Coramina
O doutor Avelino já andava perto dos oitenta anos mas clinicava normalmente. Suas receitas famosas, com doses maciças de penicilina, “caíam” em quase todas as farmácias da cidade. O farmacêutico João Carvalho, também chamado de João Anormal, tinha sido seu colega de universidade e também continuava a trabalhar feito um garoto na sua antiga farmácia de prateleiras negras, todas esculpidas em pinho de Riga. O povo de Guaratinguetá dizia que a Farmácia Normal pertencia a um “anormal”, mas isto é outra história.

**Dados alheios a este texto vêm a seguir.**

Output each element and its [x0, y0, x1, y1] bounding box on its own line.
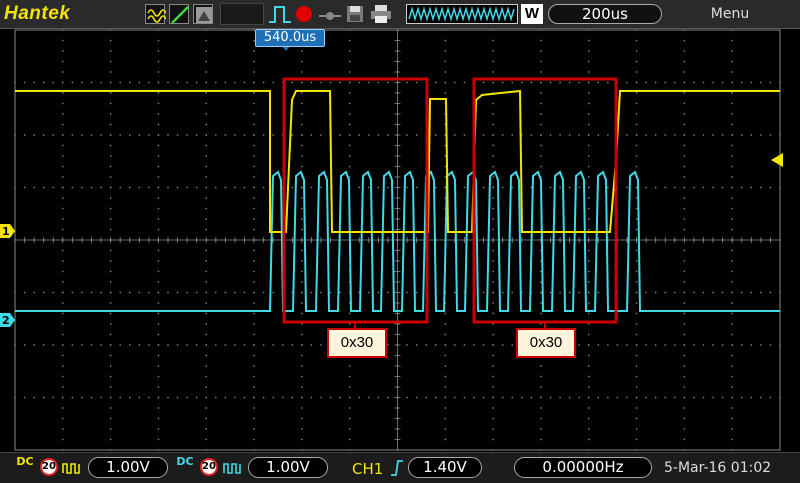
ch1-coupling[interactable]: DC [16, 456, 34, 467]
ch1-marker-label: 1 [2, 225, 10, 238]
annotation-label-1: 0x30 [327, 328, 387, 358]
trigger-source[interactable]: CH1 [352, 460, 383, 478]
scope-display: 1 2 [0, 29, 783, 451]
trigger-frequency: 0.00000Hz [514, 457, 652, 478]
ch2-coupling[interactable]: DC [176, 456, 194, 467]
ch1-volts-per-div[interactable]: 1.00V [88, 457, 168, 478]
ch2-marker-label: 2 [2, 314, 10, 327]
ch2-invert-icon[interactable] [223, 461, 243, 475]
ch1-invert-icon[interactable] [62, 461, 82, 475]
annotation-label-2: 0x30 [516, 328, 576, 358]
ch2-volts-per-div[interactable]: 1.00V [248, 457, 328, 478]
trigger-level[interactable]: 1.40V [408, 457, 482, 478]
ch1-bandwidth-limit[interactable]: 20 [40, 458, 58, 476]
rising-edge-icon[interactable] [390, 459, 404, 477]
ch2-bandwidth-limit[interactable]: 20 [200, 458, 218, 476]
datetime-readout: 5-Mar-16 01:02 [664, 460, 772, 476]
bottom-status-bar: DC 20 1.00V DC 20 1.00V CH1 1.40V 0.0000… [0, 452, 800, 483]
trigger-position-readout: 540.0us [255, 29, 325, 47]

Certo dia entrou na Farmácia um cliente apressado trazendo mais uma receita de penicilina. Na receita, o doutor Avelino mandava que se aplicasse a injeção sem fazer o “teste” (o “teste” é sempre exigido nas injeções de penicilina para evitar um possível choque anafilático). O farmacêutico João, bastante experiente na profissão, recusou-se a atender à receita. Mas se propunha-se a vender o medicamento recomendando que o cliente procurasse o doutor Avelino para que ele mesmo lhe aplicasse a perigosa injeção. O cliente gostou da sugestão, comprou as injeções e retornou ao doutor Avelino.
Alguns minutos depois, o telefone da farmácia tocou insistentemente. Era o doutor Avelino, desesperado, chamando por socorro. O paciente da penicilina estava inconsciente, babando, estirado no chão do seu consultório: “João, traga urgente duas injeções de Coramina!”, gritava o doutor Avelino do outro lado da linha. O consultório era perto. O João pediu licença aos seus clientes e se apressou em atender àquela emergência. Chegou em poucos segundos e foi entrando. Lá dentro encontrou o homem da receita já praticamente morto. O doutor Avelino, lívido, tentava algumas manobras para ressuscitar o paciente. E disse, ofegante: “Rápido, João, prepare duas ampolas de Coramina! Rápido!...”
“Uma ampola apenas basta, doutor... uma ampola só basta! — retrucou o farmacêutico, que já se mostrara mais do que entendido no assunto. O doutor Avelino, puxando pelas suas últimas forças, certo de que perdera o paciente, esforçou-se para não explodir com o velho amigo e disse, fingindo uma calma que não tinha: “Uma injeção é pra mim, João, uma é pra mim!...”
Dia desses, fui a Guaratinguetá fazer um pedido especial ao santo Frei Galvão e aproveitei para visitar o lugar tranqüilo onde hoje se encontram os meus dois amigos que estão nessa história acontecida nos tempos da propaganda médica. Eles repousam eternamente ao lado do ex-presidente Rodrigues Alves. Mas para mim porém, que os conheci e sei da sua infinita bondade, eles foram mais importantes do que o mais famoso político local. Até um dia, querido João. Um beijo na sua mão, doutor Avelino.